Por Rodrigo Fresán, escritor. Febrero 26, 2014

Pocas películas me despertaron más ganas/temor de verlas en los últimos tiempos que La gran aventura Lego, de Phil Lord y Chris Miller. Porque un ladrillo de Lego es ya parte de nuestro ADN y de nuestra alma, pieza indispensable para nuestro corazón y cerebro. Y la duda y la inquietud provenían  de si la cosa resultaría ser una doméstica brick movie de lujo de esas que pueblan YouTube y cuyo primer espécimen se remonta a 1973 (cuando se implantó en nuestro inconsciente la idea de que los Lego servían para jugar con nuestra imaginación pero, también, con nuestra realidad representándola como parodia plástica) o, por el contrario, una superproducción rebosante de efectos especiales.

Sorpresa: La gran aventura Lego -tras los pasos de Toy Story, pero aquí no se canta al mundo de los juguetes sino de un solo juguete que es todo un universo- es ambas cosas. Y es mucho más que la impactante animación que no olvida sus raíces primitivas o la gracia de escuchar voces de famosos aplicadas a personajes cúbicos y angulosos o la pegadiza canción que se burla de las canciones pegadizas.

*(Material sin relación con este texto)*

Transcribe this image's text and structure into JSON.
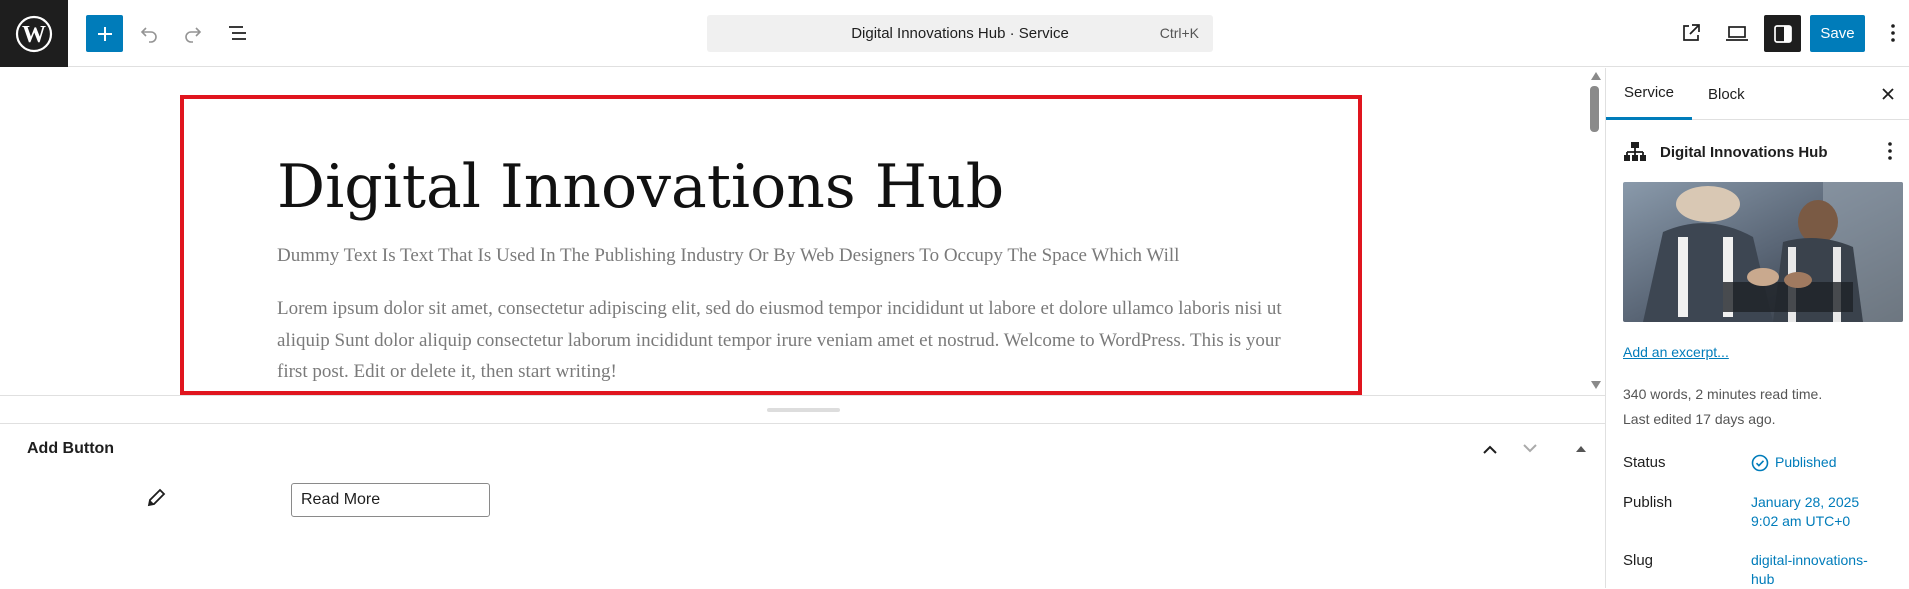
{
  "topbar": {
    "command_title": "Digital Innovations Hub · Service",
    "command_shortcut": "Ctrl+K",
    "save_label": "Save"
  },
  "icons": {
    "logo": "wordpress-logo",
    "add": "plus-icon",
    "undo": "undo-icon",
    "redo": "redo-icon",
    "outline": "list-view-icon",
    "view": "external-link-icon",
    "preview": "laptop-icon",
    "settings": "sidebar-toggle-icon",
    "options": "kebab-menu-icon"
  },
  "hero": {
    "title": "Digital Innovations Hub",
    "subtitle": "Dummy Text Is Text That Is Used In The Publishing Industry Or By Web Designers To Occupy The Space Which Will",
    "body": "Lorem ipsum dolor sit amet, consectetur adipiscing elit, sed do eiusmod tempor incididunt ut labore et dolore ullamco laboris nisi ut aliquip Sunt dolor aliquip consectetur laborum incididunt tempor irure veniam amet et nostrud. Welcome to WordPress. This is your first post. Edit or delete it, then start writing!"
  },
  "meta_box": {
    "title": "Add Button",
    "button_text_value": "Read More"
  },
  "sidebar": {
    "tabs": [
      "Service",
      "Block"
    ],
    "post_title": "Digital Innovations Hub",
    "excerpt_link": "Add an excerpt...",
    "word_count": "340 words, 2 minutes read time.",
    "last_edited": "Last edited 17 days ago.",
    "status_label": "Status",
    "status_value": "Published",
    "publish_label": "Publish",
    "publish_date": "January 28, 2025",
    "publish_time": "9:02 am UTC+0",
    "slug_label": "Slug",
    "slug_line1": "digital-innovations-",
    "slug_line2": "hub"
  },
  "colors": {
    "accent": "#007cba",
    "highlight_border": "#e0151e",
    "dark": "#1e1e1e"
  }
}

Porque La gran aventura Lego -además de desbordar de grandes gags, entre los que destaca un Batman inolvidable- es un gran filme y es cosa seria y profunda y emocionante, donde comulgan los guiños a Philip K. Dick y críticas a la compulsión corporativa con la más ingeniosa metaficción filosófica, logrando uno de los twist finales más inesperados y logrados de los últimos tiempos. En algún lugar, M. Night Shyamalan se muerde los codos de envidia y se pregunta cómo fue que a él no se le ocurrió primero.

“La gran aventura Lego”, de Phil Lord y Chris Miller.